[Untuk Samudra][23]

3K 257 28
                                    

Di suatu pagi yang cerah, satu hari setelah surat kelima milik Langit tak kunjung mendapat balasan.

"Kak Langit! Buset dah, udah berumur padahal, tapi pakai baju aja lama banget kayak anak perawan. Cepetan! Ntar keburu siang!"

Benua tak habis pikir mengapa kelakuan Langit tak kunjung berubah. Kebiasaan bangun siang milik lelaki itu benar-benar membuatnya jengah. Kemarin bahkan Langit sendiri yang meminta dijemput tepat pukul delapan pagi. Tapi ketika ia telah menapakkan kaki di depan pintu kamar milik lelaki itu, Langit justru masih sibuk dengan kegiatannya sendiri. Dan Benua yakin sekali saat ini Langit pasti belum mandi.

"Lima menit lagi nggak keluar, gue tinggalin ya! Bodo amat!"

Benua kembali berteriak, tak peduli jika suaranya bisa saja menjadi serak. Ia tak akan berhenti berteriak sambil menggedor pintu meski ia telah melakukan itu sejak sepuluh menit yang lalu.

"Iya, sebentar, tinggal pakai baju doang! Sabaran kenapa sih?"

Sayup-sayup balasan dari dalam kamar menyapa indra pendengaran, dan kalimat yang Langit beri cukup membuat dirinya hilang kesabaran.

"Sabar lo bilang?! Udah hampir lima belas menit, Kak! Lo mandi atau semedi?"

Ampun, Benua jadi kesal sendiri. Langit memang senang sekali bertindak sesuka hati. Lima belas menitnya yang berharga jadi harus terbuang hanya karena lelaki itu. Kalau saja Langit tak lebih tua, sudah Benua lempari lelaki itu dengan batu dari kapan tahu.

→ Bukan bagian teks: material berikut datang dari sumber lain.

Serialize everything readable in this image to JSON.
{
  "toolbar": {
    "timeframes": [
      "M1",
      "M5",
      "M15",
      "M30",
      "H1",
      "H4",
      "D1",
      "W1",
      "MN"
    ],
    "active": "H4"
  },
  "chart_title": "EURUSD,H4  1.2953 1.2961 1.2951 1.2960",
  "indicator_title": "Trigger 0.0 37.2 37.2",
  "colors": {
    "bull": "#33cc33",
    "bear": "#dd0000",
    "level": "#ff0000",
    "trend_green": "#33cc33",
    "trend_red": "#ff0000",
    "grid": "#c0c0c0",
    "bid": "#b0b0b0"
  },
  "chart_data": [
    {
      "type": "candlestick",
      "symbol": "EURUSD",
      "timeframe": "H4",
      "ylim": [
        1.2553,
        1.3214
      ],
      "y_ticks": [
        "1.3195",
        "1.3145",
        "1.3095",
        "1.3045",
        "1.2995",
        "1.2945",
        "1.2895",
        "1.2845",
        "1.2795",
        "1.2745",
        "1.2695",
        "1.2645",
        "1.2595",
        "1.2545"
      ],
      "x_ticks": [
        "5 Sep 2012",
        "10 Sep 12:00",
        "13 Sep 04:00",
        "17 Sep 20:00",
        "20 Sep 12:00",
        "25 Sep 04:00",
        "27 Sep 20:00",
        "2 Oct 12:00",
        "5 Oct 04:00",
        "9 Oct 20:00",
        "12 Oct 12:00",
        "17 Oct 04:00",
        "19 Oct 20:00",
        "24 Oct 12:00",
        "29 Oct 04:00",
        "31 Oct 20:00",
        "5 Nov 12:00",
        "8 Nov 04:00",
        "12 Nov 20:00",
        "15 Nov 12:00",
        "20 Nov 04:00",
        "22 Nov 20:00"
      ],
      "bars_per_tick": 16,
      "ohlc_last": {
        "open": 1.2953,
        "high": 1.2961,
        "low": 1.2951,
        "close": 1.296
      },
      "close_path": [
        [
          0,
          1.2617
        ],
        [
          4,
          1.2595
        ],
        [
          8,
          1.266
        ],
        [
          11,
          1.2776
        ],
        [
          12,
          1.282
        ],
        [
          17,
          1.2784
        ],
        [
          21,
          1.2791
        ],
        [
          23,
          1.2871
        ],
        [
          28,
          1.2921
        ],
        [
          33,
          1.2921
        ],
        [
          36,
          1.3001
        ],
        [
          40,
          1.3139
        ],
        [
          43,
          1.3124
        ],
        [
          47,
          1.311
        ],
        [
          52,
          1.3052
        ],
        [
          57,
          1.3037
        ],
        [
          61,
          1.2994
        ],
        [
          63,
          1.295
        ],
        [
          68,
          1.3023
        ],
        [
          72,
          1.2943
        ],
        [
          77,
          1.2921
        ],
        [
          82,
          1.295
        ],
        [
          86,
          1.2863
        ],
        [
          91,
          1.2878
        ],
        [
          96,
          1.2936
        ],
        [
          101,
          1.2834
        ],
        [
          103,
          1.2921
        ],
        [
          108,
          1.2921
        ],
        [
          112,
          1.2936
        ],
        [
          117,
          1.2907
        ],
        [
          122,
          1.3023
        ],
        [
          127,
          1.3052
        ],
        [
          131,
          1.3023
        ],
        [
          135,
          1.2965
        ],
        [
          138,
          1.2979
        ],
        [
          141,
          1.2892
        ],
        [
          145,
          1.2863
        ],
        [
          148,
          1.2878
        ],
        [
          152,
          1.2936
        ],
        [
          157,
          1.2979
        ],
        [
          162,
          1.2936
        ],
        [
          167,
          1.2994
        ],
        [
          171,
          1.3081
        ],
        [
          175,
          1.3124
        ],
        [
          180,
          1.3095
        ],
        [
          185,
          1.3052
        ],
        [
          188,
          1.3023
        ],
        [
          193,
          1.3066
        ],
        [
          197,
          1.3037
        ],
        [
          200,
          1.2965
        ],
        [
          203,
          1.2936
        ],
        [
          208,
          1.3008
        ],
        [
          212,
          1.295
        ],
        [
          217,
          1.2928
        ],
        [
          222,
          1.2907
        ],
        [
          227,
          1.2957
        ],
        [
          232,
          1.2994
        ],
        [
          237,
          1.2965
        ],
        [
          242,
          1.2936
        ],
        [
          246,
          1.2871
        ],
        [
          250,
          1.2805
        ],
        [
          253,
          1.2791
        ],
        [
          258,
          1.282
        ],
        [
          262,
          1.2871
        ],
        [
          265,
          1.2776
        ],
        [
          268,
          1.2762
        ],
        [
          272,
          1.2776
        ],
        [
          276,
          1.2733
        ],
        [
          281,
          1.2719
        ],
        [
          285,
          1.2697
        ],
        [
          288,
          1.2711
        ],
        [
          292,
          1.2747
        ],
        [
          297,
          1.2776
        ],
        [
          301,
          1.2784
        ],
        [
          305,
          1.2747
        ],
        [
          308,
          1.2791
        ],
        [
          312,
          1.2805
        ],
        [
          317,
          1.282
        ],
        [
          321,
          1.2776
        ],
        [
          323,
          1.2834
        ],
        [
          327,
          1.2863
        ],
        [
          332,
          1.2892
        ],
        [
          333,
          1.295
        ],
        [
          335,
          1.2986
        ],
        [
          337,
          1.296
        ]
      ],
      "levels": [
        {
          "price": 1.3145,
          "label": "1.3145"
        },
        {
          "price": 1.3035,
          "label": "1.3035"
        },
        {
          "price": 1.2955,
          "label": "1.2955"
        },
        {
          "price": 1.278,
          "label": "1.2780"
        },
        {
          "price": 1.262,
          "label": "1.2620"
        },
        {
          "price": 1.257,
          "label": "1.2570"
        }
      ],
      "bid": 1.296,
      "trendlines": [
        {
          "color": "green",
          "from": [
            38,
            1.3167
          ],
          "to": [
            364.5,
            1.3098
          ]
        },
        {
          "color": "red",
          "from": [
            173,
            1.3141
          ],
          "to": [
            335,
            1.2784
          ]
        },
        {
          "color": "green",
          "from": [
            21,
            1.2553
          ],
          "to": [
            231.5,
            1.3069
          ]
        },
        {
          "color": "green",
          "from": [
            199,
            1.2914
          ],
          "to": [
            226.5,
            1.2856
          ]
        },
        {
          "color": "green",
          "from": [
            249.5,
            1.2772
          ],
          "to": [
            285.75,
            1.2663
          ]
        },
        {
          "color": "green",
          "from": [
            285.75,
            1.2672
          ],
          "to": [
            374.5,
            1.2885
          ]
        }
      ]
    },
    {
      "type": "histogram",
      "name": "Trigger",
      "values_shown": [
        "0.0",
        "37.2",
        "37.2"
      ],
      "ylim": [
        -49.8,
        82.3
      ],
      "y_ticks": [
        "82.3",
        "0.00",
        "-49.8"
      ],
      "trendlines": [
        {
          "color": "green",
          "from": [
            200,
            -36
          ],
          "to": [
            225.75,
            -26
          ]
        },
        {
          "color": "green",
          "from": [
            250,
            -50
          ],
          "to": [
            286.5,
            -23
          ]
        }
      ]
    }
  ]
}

Baru saja Benua ingin kembali mengoceh, ketika Langit akhirnya membuka pintu. "Nanti aja minta maaf-nya, biar nggak makin buang-buang waktu," ujar anak itu dengan ketus. Mendengus kesal, Benua langsung berjalan meninggalkan Langit yang masih bersiap dengan buru-buru. Benua bahkan sudah masuk ke mobil lebih dulu ketika Langit masih memakai sepatu.

"Bisa nggak sih lain kali kalau lo yang butuh, lo yang nunggu? Capek tau nggak sih kayak begini melulu. Lo yang ngajak janjian, tapi lo juga yang kesiangan. Kebiasaan lo nggak bagus, Kak."

Kini mobil Benua telah membelah jalan raya. Jalanan masih tak terlalu ramai, mengingat di pesisir pantai seperti ini pengguna kendaraan bermotor tak terlalu banyak jumlahnya. Dan omelan panjang Benua menjadi melodi sumbang yang mau tak mau harus Langit dengar sepanjang perjalanan mereka. Suasana yang lengang membuat suara Benua menjadi lebih jelas ketika masuk ke dalam telinga.

Langit mendengus keras. Benua dan ibu-ibu tetangga kalau mengomel memang sebelas dua belas. Sama-sama tak kenal batas. Sama-sama membuat telinga Langit terasa panas.

"Terus tuh hape jangan suka di-silent, jadi susah buat dihubungin. Lo udah dua puluh tujuh, Kak. Masa' masih mau kena ceramah dari gue yang masih dua puluh? Harga diri lo kacangan ya?"

Jika sudah begini, tak ada yang bisa Langit lakukan selain mengembuskan napas. Benua dan mulut bocornya memang selalu berhasil membuat Langit ingin menggeram dengan keras. Sebenarnya ia tahu segala hal yang Benua ucap tadi memang sebuah kebiasaan yang tak pantas. Tapi sayangnya hal-hal itu telah mendarah daging hingga rasanya sulit untuk dilepas. Menjadi lebih baik selama lima tahun terakhir saja sudah membutuhkan upaya yang cukup keras. Bukannya tak mampu, Langit hanya berusaha mengikuti alur waktu. Sambil memperbaiki diri secara perlahan, dan meninggalkan segala kebiasaan buruk yang Benua jabarkan barusan.

"Sumpah, bisa stop nggak? Panas banget kuping gue rasanya. Lo kenapa jadi makin mirip Samudra sih? Demen banget ceramah."

"Ya lo-nya nyebelin! Gue tuh cuma ngingetin. Lo udah nggak muda Kak. Bentar lagi kepala tiga. Lo juga udah nggak sendiri. Ada satu nyawa yang bentar lagi bakal jadi tanggung jawab lo. Kalau lo-nya aja masih modelan kayak gini, gimana kedepannya?"